Louisiana was the only state in the nation with such a law. A federal judge in Arkansas ruled in January that a similar law in that state was an unconstitutional violation of the First Amendment’s prohibition of state advancement of religion.
The Louisiana law, passed in 1981, was challenged in Aguillard v. David C. Treen on the grounds that it violated the First and Fourteenth Amendments by an array of plaintiffs including the American Civil Liberties Union (aclu).
However, U.S. District Judge Adrian Duplantier sidestepped federal constitutional questions by basing his Nov. 22 summary judgment on the 1974 Louisiana constitution.
The state constitutional issue was raised by the Louisiana State Board of Elementary and Secondary Education, which had ori-ginally been among the defendants in the case, but “realigned” itself in opposition to the law.
The board made that move after a federal judge in Baton Rouge dismissed a second suit in which proponents of the creationism law sought to have it declared constitutional in federal court, said John E. DiGiulio, an attorney who worked for the state board in the Aguillard case. (See Education Week, Aug. 18, 1982.)
Legislature’s Authority
The issue posed by the board was: Does the state legislature have the authority to tell public schools what to teach?
Under the state constitution, the legislature is empowered to “establish and maintain” public schools, and the state board must “supervise and control” the schools.
The board’s position, which the aclu supported, was that the Louisiana constitution granted the state board, and not the legislature, sole authority to require the teaching of a particular course of study.
Judge Duplantier agreed: “Even if the legislature has the authority to require that public schools teach a particular course, the legislature exceeded that authority by dictating to the public schools not only that a subject must be taught, but also how it must be taught.
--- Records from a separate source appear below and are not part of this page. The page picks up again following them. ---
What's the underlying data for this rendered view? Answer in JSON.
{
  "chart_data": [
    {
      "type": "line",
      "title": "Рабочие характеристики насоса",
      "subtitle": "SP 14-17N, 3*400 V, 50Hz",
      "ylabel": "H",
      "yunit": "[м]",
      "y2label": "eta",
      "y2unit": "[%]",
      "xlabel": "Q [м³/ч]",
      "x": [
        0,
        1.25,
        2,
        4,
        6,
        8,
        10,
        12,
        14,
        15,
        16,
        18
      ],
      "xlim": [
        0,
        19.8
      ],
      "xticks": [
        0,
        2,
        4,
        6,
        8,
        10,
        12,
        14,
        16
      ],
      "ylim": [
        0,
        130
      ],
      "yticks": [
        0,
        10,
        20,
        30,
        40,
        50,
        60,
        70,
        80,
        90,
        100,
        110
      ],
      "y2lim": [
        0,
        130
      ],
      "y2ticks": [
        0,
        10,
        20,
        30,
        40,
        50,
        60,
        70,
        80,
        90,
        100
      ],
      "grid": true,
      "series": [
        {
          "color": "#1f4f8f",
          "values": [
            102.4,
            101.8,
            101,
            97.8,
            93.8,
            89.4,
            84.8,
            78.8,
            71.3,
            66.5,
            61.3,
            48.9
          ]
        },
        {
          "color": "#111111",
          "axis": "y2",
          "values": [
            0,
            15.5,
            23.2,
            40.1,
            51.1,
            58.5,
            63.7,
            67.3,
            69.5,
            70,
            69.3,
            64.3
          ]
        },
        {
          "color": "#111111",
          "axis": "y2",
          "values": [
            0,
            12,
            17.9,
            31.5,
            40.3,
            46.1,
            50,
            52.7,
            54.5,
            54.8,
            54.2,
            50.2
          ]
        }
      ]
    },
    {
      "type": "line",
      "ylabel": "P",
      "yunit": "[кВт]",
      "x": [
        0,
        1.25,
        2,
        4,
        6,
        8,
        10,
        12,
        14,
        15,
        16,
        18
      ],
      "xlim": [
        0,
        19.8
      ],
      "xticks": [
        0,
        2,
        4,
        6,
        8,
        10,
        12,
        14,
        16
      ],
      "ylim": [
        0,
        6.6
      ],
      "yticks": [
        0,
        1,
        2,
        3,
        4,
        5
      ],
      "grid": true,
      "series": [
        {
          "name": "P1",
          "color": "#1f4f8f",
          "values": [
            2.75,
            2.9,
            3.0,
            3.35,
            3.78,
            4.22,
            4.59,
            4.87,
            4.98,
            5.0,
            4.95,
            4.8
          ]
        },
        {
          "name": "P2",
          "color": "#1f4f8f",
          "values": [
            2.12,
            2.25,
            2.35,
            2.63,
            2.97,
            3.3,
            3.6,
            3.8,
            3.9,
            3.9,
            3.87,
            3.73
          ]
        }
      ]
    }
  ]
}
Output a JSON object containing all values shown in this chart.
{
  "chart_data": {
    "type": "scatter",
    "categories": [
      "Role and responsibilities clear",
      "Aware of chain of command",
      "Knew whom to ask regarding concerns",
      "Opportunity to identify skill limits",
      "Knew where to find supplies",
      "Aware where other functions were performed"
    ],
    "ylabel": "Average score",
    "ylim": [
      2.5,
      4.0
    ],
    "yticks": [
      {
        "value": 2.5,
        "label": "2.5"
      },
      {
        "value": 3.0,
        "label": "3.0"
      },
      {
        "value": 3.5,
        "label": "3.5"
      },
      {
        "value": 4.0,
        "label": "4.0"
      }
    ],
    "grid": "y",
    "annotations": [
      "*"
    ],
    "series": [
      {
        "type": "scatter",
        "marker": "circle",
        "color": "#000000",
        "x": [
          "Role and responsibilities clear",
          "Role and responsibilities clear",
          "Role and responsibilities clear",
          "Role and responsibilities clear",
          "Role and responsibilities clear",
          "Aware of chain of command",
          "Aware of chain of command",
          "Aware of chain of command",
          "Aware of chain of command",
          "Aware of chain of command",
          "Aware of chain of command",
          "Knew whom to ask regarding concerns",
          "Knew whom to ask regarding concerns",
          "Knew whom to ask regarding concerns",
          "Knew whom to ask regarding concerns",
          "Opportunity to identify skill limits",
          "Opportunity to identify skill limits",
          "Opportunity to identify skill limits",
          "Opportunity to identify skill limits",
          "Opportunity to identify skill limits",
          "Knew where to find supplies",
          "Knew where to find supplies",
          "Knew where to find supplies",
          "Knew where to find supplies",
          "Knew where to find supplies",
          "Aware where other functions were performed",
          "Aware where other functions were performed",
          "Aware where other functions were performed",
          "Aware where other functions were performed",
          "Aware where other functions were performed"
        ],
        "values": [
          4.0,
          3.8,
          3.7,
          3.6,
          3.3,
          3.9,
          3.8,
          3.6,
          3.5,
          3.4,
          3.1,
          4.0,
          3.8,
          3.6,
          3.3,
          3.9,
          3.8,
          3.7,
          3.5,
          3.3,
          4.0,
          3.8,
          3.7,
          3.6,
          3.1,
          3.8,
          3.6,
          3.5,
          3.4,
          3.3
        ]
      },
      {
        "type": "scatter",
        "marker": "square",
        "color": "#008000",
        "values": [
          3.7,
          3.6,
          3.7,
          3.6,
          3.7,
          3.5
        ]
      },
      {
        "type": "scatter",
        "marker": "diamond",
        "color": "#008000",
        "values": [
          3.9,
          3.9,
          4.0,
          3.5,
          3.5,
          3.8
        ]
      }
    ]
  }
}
“The Balanced Treatment Act does not merely establish a generalized course dealing with biology, it dictates the precise course content by requiring that ‘creation science’ be taught whenever evolution is.”
The defeat in Arkansas and the setback in Louisiana have hampered creationists’ legal activities in other states.
Jack D. Novik, assistant director of the aclu and one of the chief lawyers in the Louisiana case, said that so far the aclu has not found any states that are likely to consider “balanced-treatment” bills in their upcoming sessions. Mr. Novik said “the decision establishes that in Louisiana the legislature should stay out of the business of dictating curriculum content.
“Many states have adopted similar constitutional structures designed to remove education from the political arena,” he continued.
“If in those states a creationism bill were passed, this decision would serve as a compelling precedent that the legislature had overstepped its bounds.”
The suit that was dismissed prior to Aguillard was Keith v. Louisiana Department of Education. That suit was filed in U.S. District Court in Baton Rouge by the state attorney general, who was seeking to have the law declared constitutional. U.S. District Judge Frank Polozola said the suit belonged in a state, not federal, court.